Profiling deadloop (replay kernel) with nvprof on deep neural network

When use nvprof to profiling some deep neural network from Keras, the profiling process eventual trapped in a deadloop that keep prompting “Replaying kernel cgemm_sm35_ldg_tn_64x8x64x16x16” and never stop (for days, and most probably forever) .

Some details on configuration:
Ubuntu 16.04
CUDA 8.0/ cuDNN 5.1
Tesla K40 GPU
Tensorflow 1.1.0
Keras 0.5

Hi, talksmalltao

Sorry for the trouble firstly.

Which nvprof command are you using ?

Basically, if you want to collect more metrics/events, it will replay kernel to get the result.

Would you please just try to collect 1 or just several metrics/events?

Hi veraj,

I’m using nvprof from cuda 8.

For the metrics/events to be collected, my observation is it looks like nvprof works well in profiling tensorflow deep neural network with events, and some ‘simple’ metrics (e.g. l1_cache_global_hit_rate). However, if the metric implies the use of gputime (say, throughput-like metrics, flop_sp_efficiency), even if it is the only metric to collect, nvprof will be trapped into the “Replaying kernel cgemm_sm35_ldg_tn_64x8x64x16x16” deadloop.

Thanks talksmalltao.

I’ll find a Tesla and try with Tensorflow.
I’ll get back to you once I finished.

Hi, talksmalltao

I have find a Tesla and installed TensorFlow and Keras.
Here are some details need your confirmation


  1. Which neural network are you using?
  2. Any other else need download, like training dataset ? And how and where to get ?
  3. Can you tell the exact command or steps that can reproduce the issue ?


Hi veraj,

  1. I used VGG16 from Keras
  2. I guess any training dataset is OK as long as Keras can feed them to the NN model
  3. nvprof --metrics flop_sp_efficiency python trainDNN***.py

Some clarifications:

  1. It is not necessary to use keras, I guess using Tensorflow without Keras can also reproduce the result
  2. I guess it is not a problem only for model training, the result can be reproduced with inference
  3. It is not a problem only for flop_sp_efficiency, the result can be reproduced with any throughput-like metrics
  4. It may not be a problem only for VGG either, since there is not much specifics from VGG architecture

Hi, talksmalltao

I reproduced the issue already using tensorflow Inception v3 model. Already report a bug for the dev.
I will update once I got any message.

Thanks for raising this.

Hi veraj,

Appreciate your effort, looking forward to a quick fix on that from the dev.

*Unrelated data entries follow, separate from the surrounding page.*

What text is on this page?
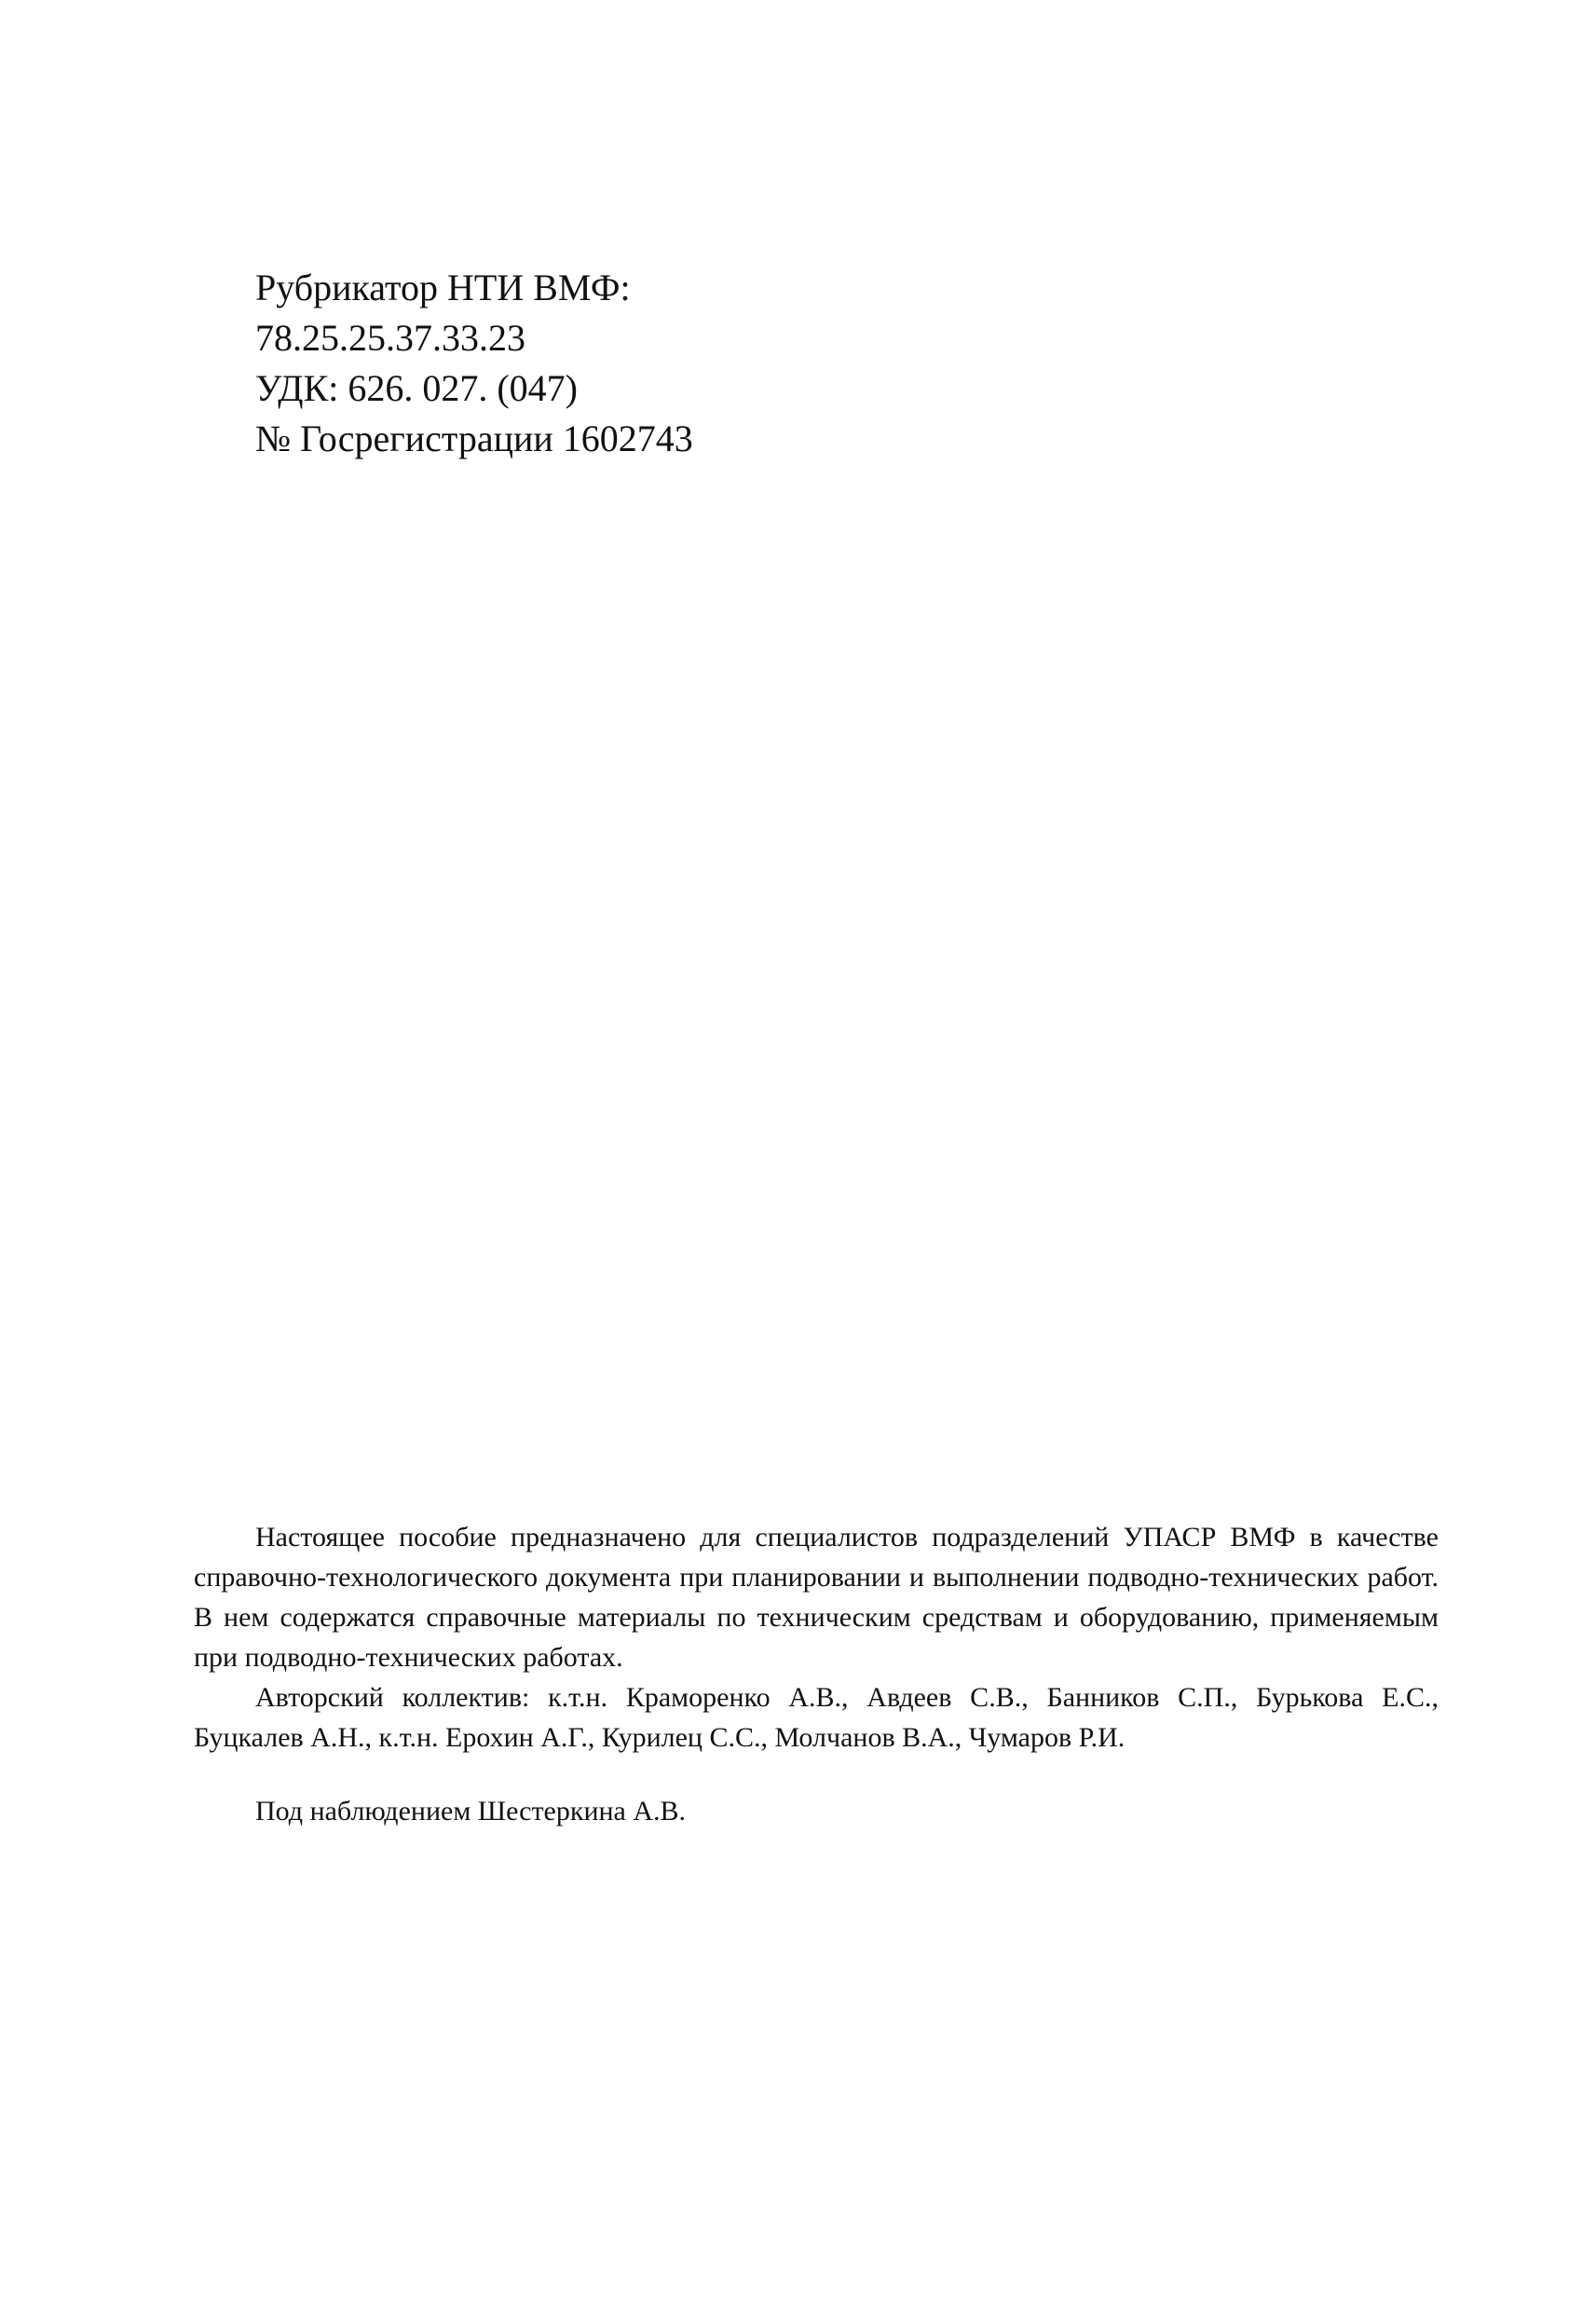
Рубрикатор НТИ ВМФ:
78.25.25.37.33.23
УДК: 626. 027. (047)
№ Госрегистрации 1602743

Настоящее пособие предназначено для специалистов подразделений УПАСР ВМФ в качестве справочно-технологического документа при планировании и выполнении подводно-технических работ. В нем содержатся справочные материалы по техническим средствам и оборудованию, применяемым при подводно-технических работах.

Авторский коллектив: к.т.н. Краморенко А.В., Авдеев С.В., Банников С.П., Бурькова Е.С., Буцкалев А.Н., к.т.н. Ерохин А.Г., Курилец С.С., Молчанов В.А., Чумаров Р.И.

Под наблюдением Шестеркина А.В.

This slowdown is probably not because of a deadlock. Deep learning applications launch a very large amount of kernels rapidly, and each of these kernels is usually small and lightweight. These apps also heavily rely on concurrency, which means that multiple kernels are launched concurrently from several streams.

When you attempt to profile a metric or event with nvprof, all the concurrent kernels in the application are serialized - i.e. they are launched one after the other. This is what causes the tremendous slowdown.

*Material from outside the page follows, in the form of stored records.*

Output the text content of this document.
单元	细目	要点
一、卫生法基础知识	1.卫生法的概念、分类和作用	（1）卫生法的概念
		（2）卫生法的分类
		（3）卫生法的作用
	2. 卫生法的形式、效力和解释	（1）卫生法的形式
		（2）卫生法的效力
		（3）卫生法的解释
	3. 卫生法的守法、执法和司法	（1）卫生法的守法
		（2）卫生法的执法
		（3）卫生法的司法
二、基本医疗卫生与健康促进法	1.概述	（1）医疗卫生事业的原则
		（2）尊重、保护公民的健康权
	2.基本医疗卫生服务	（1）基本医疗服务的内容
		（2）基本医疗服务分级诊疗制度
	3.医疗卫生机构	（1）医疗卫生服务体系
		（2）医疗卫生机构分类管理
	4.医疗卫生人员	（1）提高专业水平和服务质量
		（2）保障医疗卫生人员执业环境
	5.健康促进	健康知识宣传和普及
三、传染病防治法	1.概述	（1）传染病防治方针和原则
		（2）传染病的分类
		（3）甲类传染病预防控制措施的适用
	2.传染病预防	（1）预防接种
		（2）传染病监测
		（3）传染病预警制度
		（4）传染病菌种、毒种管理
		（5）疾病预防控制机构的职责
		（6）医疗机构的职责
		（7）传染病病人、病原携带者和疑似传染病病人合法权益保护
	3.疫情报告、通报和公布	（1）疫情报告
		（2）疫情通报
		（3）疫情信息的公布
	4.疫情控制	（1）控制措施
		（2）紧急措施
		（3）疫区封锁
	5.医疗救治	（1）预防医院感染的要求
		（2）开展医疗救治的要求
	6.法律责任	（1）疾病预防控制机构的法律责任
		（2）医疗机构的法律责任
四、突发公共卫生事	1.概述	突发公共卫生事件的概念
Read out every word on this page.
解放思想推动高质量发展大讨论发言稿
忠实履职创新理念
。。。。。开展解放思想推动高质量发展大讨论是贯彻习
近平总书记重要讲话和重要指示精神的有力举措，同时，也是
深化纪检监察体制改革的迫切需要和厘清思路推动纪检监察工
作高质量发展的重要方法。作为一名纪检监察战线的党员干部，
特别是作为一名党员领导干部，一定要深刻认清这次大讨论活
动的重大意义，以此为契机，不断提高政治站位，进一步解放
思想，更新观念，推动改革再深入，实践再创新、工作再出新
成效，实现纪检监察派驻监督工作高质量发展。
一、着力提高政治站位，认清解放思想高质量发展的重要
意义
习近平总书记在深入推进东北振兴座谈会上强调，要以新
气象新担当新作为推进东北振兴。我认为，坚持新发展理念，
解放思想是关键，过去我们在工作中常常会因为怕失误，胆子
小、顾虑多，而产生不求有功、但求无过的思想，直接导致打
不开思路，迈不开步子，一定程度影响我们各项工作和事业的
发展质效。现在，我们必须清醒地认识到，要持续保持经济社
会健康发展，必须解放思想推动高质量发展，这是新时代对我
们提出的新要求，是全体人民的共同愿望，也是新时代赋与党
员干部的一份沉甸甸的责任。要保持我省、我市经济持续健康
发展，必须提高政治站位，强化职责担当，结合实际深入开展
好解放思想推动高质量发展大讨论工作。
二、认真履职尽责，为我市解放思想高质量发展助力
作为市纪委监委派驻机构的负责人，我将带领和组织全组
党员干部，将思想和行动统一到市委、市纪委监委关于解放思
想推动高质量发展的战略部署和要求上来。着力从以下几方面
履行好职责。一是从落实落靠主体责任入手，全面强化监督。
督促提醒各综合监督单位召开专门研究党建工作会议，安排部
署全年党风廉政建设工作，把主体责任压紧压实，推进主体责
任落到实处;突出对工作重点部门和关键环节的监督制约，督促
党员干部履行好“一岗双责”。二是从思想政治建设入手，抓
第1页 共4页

Furthermore, metrics like flop_sp_efficiency cannot be profiled in a single pass, and the kernel needs to be replayed to measure them. This further increases profiling time.

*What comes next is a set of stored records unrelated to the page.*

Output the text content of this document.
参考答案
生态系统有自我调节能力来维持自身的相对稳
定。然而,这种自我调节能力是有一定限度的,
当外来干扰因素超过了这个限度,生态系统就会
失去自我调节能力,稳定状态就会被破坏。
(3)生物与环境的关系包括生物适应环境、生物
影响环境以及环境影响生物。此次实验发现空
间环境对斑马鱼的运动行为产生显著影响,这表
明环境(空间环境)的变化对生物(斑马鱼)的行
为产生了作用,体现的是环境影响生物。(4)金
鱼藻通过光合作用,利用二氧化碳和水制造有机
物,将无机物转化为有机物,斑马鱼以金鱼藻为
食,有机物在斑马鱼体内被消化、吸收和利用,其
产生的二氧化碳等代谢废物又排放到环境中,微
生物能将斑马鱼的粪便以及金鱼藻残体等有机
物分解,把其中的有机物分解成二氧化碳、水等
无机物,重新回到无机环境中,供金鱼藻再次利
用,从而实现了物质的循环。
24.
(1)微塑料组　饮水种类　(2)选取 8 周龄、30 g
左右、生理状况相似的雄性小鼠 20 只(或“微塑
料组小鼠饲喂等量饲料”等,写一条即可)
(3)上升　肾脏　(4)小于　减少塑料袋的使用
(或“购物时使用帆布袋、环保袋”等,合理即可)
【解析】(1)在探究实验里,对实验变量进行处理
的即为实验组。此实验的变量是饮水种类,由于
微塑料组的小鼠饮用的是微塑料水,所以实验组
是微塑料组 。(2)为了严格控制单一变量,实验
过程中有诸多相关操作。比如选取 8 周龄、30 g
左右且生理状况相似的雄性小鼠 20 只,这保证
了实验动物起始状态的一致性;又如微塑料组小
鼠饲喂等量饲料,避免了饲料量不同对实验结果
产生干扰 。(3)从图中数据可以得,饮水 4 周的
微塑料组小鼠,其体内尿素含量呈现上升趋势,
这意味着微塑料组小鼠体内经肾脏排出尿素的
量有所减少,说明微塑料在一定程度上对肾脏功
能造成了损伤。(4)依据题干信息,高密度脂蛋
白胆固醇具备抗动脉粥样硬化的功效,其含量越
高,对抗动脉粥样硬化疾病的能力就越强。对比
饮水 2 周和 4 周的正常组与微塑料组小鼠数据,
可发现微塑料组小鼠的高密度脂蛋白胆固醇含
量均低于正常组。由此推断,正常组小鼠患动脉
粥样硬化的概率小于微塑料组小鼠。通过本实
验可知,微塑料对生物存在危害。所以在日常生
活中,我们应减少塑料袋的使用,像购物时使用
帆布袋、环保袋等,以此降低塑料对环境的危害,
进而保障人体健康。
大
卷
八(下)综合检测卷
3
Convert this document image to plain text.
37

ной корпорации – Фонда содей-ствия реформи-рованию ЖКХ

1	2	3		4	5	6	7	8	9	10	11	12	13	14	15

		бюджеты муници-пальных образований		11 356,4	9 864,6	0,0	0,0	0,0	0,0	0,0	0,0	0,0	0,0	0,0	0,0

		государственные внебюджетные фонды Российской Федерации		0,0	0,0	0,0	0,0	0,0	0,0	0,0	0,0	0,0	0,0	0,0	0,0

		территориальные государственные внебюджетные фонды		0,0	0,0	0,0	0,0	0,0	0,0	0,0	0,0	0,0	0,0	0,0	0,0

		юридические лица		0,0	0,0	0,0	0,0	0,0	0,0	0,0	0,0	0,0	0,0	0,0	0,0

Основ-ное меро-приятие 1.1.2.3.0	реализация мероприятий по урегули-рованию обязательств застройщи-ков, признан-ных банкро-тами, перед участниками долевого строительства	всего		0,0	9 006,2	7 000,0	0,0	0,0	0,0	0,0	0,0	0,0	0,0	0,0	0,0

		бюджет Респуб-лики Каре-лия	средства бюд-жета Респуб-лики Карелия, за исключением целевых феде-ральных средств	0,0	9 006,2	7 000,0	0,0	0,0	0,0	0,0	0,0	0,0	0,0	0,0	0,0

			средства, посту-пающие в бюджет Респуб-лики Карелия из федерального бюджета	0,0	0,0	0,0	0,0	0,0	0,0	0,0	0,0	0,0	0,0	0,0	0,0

The good news is that deep learning apps launch the same kernels over and over again, and that their performance won’t largely vary across different runs. So you can get a meaningful picture of the performance profile using the following steps:

  1. Use the Visual Profiler to get a trace of the application, without doing any profiling. You can run the application with default settings using the Visual Profiler. Alternatively, you can use the command "nvprof -o foo.nvprof python my_tensorflow_app" and loading the resulting foo.nvprof file into Visual Profiler.

    Viewing the trace in the Visual Profiler will give you a good idea of how the application is launching kernels. Note that a pure tracing run like this, without profiling, will not serialize kernels and hence won’t cause the slowdown.

  2. Now run the application with your previous profiling command. Just as before, you will experience a slowdown. After a few minutes, kill the application early using Ctrl+C. nvprof will report the performance metrics of the kernels finished until that point. You should get metrics for nearly all kernels. This should be meaningful data and representative for the rest of your application since the same kernels repeat again and again.

I hope this helps.